The huge fight that Big Tobacco is putting up against the Government’s proposal to legislate for plain packaging for cigarettes is hardly surprising.
The idea of having your brands taken away would be enough to send any company running straight to lawyers and while the cigarette manufacturers would appear to have next to no chance of reversing the Government’s decision you can bet they will try everything to get compensation.
Big Tobacco fighting this fight is one thing but retail associations fighting on behalf of tobacco giants is another thing entirely.
Today the Alliance of Australian Retailers, a group backed by the Australian Newsagents Association, the National Independent Retail Association and the Service Station Association, with funding provided by big tobacco companies, released more research by Deloitte that purports to show that small retailers will be hit hard by plain packaging laws.
Central to the research is the idea that plain packaging will make it harder for the shopkeeper to locate the customer’s chosen brand of smokes, thereby making the “tobacco transaction” take longer and adding to queuing times for customers.
The research argues that will in turn push customers away from small shops to big supermarkets.
A survey conducted as part of the study showed that 34% of consumers could change where they shop as a result of the switch to plain packaging and the report argues that “this could result in lost sales of between $164 and $1882 per week for the small retailers”.
That’s a big range and one built around a fairly weak theory – that 30 seconds of extra searching for cigarettes could turn a third of smokers away from small stores towards supermarkets, where shop assistants will somehow not need extra time to find packets of cigarettes.
That’s not all that’s confusing about the campaign from the Alliance of Australian Retailers, with the central theme of its campaign that plain packaging won’t work – that is it won’t change smoker behaviour.

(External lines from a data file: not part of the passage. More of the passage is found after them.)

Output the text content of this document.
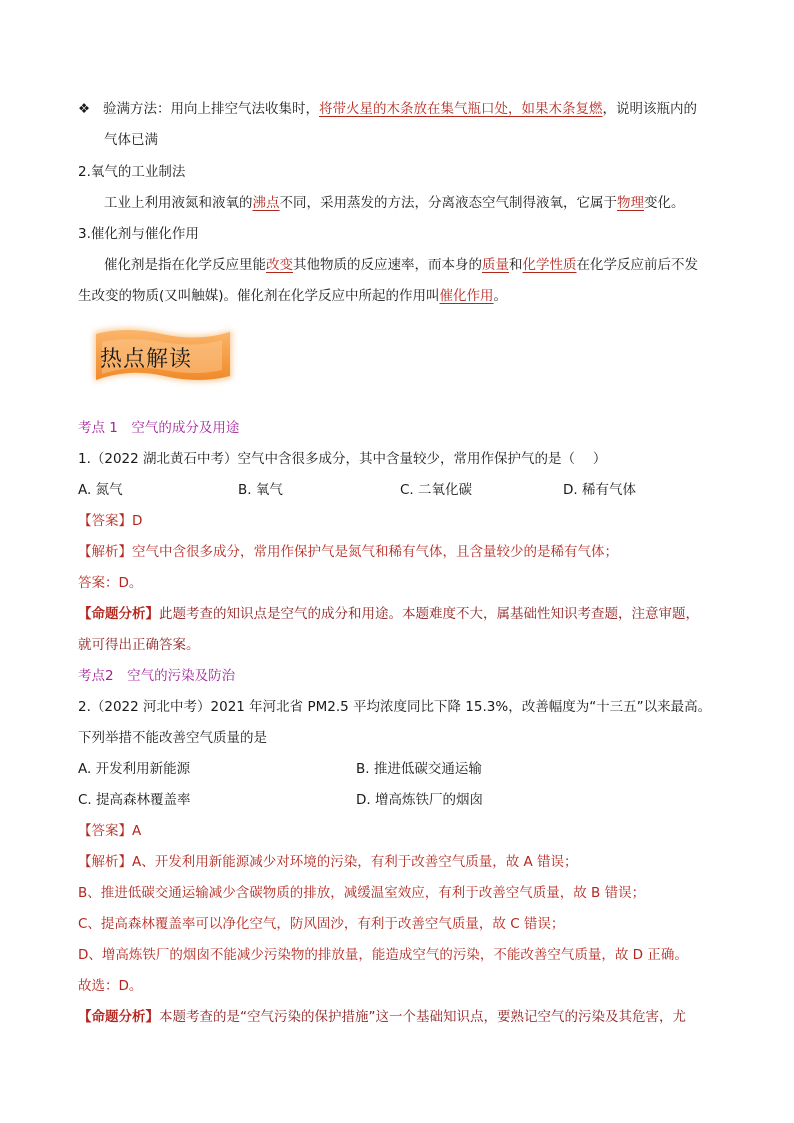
❖ 验满方法：用向上排空气法收集时，将带火星的木条放在集气瓶口处，如果木条复燃，说明该瓶内的
气体已满
2.氧气的工业制法
工业上利用液氮和液氧的沸点不同，采用蒸发的方法，分离液态空气制得液氧，它属于物理变化。
3.催化剂与催化作用
催化剂是指在化学反应里能改变其他物质的反应速率，而本身的质量和化学性质在化学反应前后不发
生改变的物质(又叫触媒)。催化剂在化学反应中所起的作用叫催化作用。
热点解读
考点 1　空气的成分及用途
1.（2022 湖北黄石中考）空气中含很多成分，其中含量较少，常用作保护气的是（　 ）
A. 氮气	B. 氧气	C. 二氧化碳	D. 稀有气体
【答案】D
【解析】空气中含很多成分，常用作保护气是氮气和稀有气体，且含量较少的是稀有气体；
答案：D。
【命题分析】此题考查的知识点是空气的成分和用途。本题难度不大，属基础性知识考查题，注意审题，
就可得出正确答案。
考点2　空气的污染及防治
2.（2022 河北中考）2021 年河北省 PM2.5 平均浓度同比下降 15.3%，改善幅度为“十三五”以来最高。
下列举措不能改善空气质量的是
A. 开发利用新能源	B. 推进低碳交通运输
C. 提高森林覆盖率	D. 增高炼铁厂的烟囱
【答案】A
【解析】A、开发利用新能源减少对环境的污染，有利于改善空气质量，故 A 错误；
B、推进低碳交通运输减少含碳物质的排放，减缓温室效应，有利于改善空气质量，故 B 错误；
C、提高森林覆盖率可以净化空气，防风固沙，有利于改善空气质量，故 C 错误；
D、增高炼铁厂的烟囱不能减少污染物的排放量，能造成空气的污染，不能改善空气质量，故 D 正确。
故选：D。
【命题分析】本题考查的是“空气污染的保护措施”这一个基础知识点，要熟记空气的污染及其危害，尤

If that’s true the Alliance has nothing to worry about – cigarette sales shouldn’t change and retailers shouldn’t lose a cent.
The retail lobby groups are pushing on with this seemingly doomed campaign because without funding from Big Tobacco they would struggle to survive.
It’s time for those retail groups to bow out of this debate because the confused and frankly questionable ideas the campaign are built on are eroding the credibility of lobby groups and damaging their reputations with the public.
With so much else to worry about in Australia’s struggling retail sector this is one battle the retailers can leave to Big Tobacco.